In the first part of this talk, an overview will be presented along with some theoretical foundations of Algorithmic Mechanism Design, as well as some applications. Additionally, we will discuss some more recent theoretical results, with a focus on designing simple auctions for complex environments.
Bio:
Matt is an assistant professor at Princeton University in the Department of Computer Science. His primary research interest is in Algorithmic Mechanism Design: algorithm design in settings where users have their own incentives. He is also interested more broadly in Algorithmic Game Theory, Algorithms Under Uncertainty, and Theoretical Computer Science in general. Please click here for more details.

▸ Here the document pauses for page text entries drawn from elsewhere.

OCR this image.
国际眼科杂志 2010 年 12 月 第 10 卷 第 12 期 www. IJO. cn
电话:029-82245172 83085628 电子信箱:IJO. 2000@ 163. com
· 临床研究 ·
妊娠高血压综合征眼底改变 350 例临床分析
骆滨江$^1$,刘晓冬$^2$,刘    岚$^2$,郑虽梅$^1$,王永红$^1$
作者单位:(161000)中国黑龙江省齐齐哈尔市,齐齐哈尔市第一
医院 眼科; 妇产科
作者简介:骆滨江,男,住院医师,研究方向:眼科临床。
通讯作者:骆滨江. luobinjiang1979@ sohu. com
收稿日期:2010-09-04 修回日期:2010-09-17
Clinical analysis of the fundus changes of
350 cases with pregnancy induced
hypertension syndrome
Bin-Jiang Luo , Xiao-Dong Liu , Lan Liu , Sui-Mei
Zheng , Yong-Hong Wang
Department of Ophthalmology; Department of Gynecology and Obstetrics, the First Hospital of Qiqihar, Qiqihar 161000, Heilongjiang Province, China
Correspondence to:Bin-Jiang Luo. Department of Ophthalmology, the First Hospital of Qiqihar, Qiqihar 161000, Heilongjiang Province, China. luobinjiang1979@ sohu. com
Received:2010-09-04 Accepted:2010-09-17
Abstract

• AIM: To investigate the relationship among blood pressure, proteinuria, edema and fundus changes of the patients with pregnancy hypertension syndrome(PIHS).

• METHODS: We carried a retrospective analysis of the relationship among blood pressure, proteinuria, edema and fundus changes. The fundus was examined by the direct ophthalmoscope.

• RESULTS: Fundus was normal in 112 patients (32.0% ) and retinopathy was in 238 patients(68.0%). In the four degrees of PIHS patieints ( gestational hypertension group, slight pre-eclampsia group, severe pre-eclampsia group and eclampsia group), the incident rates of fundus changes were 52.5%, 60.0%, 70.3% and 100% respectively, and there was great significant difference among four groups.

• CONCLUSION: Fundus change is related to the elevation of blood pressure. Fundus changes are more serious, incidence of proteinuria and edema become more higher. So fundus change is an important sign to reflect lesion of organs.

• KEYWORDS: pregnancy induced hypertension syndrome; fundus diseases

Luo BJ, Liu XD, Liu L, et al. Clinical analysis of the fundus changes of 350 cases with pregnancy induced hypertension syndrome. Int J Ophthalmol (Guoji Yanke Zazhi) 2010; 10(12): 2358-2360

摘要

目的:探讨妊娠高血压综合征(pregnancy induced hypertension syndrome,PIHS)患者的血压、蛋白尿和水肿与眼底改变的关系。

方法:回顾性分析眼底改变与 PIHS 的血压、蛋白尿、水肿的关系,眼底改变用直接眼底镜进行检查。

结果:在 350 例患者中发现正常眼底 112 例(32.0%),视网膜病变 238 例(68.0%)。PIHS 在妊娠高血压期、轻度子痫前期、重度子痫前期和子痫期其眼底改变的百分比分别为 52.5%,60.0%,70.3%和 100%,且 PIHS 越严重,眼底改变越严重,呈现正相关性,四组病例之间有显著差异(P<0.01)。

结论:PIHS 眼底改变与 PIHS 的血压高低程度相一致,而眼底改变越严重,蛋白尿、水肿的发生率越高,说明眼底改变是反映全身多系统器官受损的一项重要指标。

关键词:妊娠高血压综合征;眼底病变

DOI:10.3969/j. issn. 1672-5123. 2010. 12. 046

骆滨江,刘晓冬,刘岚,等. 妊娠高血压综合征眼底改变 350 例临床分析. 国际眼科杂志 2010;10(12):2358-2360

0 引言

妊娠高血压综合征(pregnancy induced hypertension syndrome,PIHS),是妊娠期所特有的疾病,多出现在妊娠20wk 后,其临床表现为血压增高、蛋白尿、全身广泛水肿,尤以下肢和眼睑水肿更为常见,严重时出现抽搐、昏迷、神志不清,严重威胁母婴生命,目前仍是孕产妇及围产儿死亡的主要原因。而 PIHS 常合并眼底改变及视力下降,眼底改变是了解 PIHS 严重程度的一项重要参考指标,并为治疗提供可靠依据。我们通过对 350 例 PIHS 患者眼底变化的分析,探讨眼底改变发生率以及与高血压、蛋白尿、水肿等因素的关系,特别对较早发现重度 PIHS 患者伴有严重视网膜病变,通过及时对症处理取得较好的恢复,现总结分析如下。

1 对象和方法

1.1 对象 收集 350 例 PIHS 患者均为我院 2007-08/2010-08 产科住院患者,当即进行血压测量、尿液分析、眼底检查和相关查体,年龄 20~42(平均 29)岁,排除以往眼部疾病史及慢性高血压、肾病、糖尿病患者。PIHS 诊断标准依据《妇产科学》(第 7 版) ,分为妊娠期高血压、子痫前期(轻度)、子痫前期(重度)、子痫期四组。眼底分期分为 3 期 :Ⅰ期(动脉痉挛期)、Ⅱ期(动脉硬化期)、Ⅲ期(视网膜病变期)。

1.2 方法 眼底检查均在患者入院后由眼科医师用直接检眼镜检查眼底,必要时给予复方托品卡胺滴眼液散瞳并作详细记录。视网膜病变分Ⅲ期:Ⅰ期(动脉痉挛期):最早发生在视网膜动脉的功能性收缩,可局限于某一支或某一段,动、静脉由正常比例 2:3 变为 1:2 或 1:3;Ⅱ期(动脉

Before joining the faculty at Princeton, he spent two years as a postdoc in Princeton’s CS Theory group, and was a research fellow at the Simons Institute during the Fall 2015 (Economics and Computation) and Fall 2016 (Algorithms and Uncertainty) semesters. Matt completed his Ph.D. in 2014 at MIT, where he was very fortunate to be advised by Costis Daskalakis. Matt graduated from Cornell University with a B.A. in Math in 2010, where he was also fortunate to have worked with Bobby Kleinberg.